The state opened an investigation into Wailuku Main Street earlier this year for possible violations of Hawaii's nonprofit laws, after former board members said that Executive Director Jocelyn Perreira denied them access to key organizational documents and financial information.
County officials also refused to release any additional payments to the organization after saying it was not providing an adequate accounting of how it was spending county funds or what it was accomplishing.
Chairman Tom Cannon has denied that the organization has withheld information from either the county or its board members.
Asked to comment on Arakawa's budget proposal, he said: "Due to the malicious actions of a few disgruntled former board members working with others, the AG asked to see our information for his internal investigation. We thank the mayor for his past support and look forward to his continuing support once we are vindicated, as we surely will be. Championing the concerns of Maui residents over the past 26 years has caused our organization to be scrutinized and attacked before. However, we continue our work to achieve Maui's economic revitalization within the context of historic and cultural preservation."
Planning Director Will Spence said that the funding decision was a prudent one.
"Main Street right now is under investigation by the attorney general's office, and we don't know where that is going to go," he said. "If after his investigation everything is fine, we can talk about a grant for them at that time. If it doesn't turn out where everything is just fine, we can still pursue supporting our small towns through other avenues."

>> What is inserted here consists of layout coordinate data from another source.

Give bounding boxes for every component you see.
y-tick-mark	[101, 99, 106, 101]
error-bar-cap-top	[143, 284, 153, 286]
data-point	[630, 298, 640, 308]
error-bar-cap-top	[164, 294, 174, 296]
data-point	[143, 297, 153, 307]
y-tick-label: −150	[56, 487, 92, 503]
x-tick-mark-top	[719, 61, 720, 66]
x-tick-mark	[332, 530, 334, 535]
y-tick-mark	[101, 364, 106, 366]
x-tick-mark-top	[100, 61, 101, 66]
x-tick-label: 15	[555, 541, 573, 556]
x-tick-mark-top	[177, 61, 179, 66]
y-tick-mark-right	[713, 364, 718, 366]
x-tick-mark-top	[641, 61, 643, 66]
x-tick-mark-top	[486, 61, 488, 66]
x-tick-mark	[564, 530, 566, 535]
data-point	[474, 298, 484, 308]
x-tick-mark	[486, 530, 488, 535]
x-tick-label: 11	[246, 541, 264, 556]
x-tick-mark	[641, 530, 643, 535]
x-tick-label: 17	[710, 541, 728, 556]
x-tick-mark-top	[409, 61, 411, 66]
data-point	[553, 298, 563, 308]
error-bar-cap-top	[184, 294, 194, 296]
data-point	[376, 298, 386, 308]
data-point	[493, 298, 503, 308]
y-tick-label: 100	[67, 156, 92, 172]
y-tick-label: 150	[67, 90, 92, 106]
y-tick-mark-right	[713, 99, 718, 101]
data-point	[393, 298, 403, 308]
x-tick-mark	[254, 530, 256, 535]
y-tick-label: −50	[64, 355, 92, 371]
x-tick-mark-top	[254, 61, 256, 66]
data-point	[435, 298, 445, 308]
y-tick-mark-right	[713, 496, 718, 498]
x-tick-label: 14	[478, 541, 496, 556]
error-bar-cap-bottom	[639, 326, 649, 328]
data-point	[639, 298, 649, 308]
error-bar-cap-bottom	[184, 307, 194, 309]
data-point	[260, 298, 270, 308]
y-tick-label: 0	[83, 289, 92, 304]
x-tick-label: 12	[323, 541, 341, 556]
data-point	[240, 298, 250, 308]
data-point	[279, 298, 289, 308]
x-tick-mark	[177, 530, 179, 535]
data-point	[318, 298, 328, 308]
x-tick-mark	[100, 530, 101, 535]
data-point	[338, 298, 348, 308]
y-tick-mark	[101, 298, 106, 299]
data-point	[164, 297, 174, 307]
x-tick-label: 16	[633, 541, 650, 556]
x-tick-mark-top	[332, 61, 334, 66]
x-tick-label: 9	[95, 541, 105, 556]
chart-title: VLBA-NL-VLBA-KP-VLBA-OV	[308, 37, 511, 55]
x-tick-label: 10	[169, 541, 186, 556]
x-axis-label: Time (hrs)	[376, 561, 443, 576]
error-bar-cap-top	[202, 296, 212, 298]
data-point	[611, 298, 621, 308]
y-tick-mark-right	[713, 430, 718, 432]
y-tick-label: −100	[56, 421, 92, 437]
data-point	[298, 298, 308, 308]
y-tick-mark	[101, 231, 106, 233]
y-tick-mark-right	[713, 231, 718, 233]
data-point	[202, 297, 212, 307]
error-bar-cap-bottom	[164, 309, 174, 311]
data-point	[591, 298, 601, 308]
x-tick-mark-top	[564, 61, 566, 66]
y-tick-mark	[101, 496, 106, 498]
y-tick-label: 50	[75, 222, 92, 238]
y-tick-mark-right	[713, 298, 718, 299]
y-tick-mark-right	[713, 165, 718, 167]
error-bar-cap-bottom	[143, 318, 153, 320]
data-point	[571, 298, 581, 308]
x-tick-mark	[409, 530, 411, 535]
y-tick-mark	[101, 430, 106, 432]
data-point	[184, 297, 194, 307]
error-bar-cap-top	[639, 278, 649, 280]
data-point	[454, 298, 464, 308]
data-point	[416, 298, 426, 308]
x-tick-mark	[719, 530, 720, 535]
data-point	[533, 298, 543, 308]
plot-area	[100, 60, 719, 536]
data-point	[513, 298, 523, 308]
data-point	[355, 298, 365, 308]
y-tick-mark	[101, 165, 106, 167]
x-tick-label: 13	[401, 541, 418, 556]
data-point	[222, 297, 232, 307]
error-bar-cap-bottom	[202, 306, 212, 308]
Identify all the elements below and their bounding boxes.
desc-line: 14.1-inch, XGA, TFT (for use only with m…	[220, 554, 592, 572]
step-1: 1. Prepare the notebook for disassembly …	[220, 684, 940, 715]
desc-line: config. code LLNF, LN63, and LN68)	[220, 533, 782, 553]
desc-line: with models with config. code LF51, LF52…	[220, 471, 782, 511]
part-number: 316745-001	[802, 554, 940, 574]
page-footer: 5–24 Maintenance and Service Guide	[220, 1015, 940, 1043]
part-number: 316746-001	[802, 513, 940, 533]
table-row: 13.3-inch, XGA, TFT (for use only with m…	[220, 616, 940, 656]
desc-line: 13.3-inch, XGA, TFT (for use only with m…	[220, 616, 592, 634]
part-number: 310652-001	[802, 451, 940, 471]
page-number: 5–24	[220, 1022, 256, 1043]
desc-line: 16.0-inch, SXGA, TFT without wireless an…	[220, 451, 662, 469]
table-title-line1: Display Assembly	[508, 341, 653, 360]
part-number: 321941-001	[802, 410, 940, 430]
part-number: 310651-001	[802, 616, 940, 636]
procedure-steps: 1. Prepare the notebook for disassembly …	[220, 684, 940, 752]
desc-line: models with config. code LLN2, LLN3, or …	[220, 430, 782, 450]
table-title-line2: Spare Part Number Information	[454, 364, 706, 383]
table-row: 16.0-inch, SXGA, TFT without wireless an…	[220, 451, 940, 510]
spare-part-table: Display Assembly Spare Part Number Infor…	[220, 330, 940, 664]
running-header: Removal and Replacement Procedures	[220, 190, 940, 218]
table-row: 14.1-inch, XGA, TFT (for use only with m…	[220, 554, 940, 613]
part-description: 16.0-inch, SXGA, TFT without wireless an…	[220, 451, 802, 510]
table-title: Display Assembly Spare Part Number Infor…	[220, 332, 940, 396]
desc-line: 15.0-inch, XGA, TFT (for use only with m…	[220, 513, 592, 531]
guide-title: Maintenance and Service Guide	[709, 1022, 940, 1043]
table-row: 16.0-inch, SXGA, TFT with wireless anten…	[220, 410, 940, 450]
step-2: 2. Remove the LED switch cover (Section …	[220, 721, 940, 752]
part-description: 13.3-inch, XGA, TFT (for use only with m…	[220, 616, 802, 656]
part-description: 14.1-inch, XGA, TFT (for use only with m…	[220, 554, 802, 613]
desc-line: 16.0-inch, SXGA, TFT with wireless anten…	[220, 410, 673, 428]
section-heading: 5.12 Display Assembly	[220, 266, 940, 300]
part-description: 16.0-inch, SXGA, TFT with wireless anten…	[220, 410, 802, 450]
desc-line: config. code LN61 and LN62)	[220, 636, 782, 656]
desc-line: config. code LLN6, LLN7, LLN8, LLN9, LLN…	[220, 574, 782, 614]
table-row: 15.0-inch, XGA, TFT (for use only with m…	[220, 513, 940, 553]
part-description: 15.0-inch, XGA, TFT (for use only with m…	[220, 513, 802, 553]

He said the county had paid Wailuku Main Street for the first quarterly installment of its current grant but would not release any additional funding until the organization provided a complete, detailed accounting.
"This is the taxpayers' money. We're responsible for it, and they may be spending it on simply wonderful things, but we need to know what those things are," Spence said.
Maui County Council Member Don Couch said that he liked the idea of designating a pot of funds that could be allocated for small-town planning services, rather than earmarking the money for one organization that may not have provided enough accountability.
"On the face of it, at least it's more of a fair process, let's put it that way," he said. "Now it's opened up to bid, and if someone comes up with a good bid, it goes through the right procurement process.
"Typically when we do that we can set specific deliverables and reporting measures, and make that part of the bid," Couch said.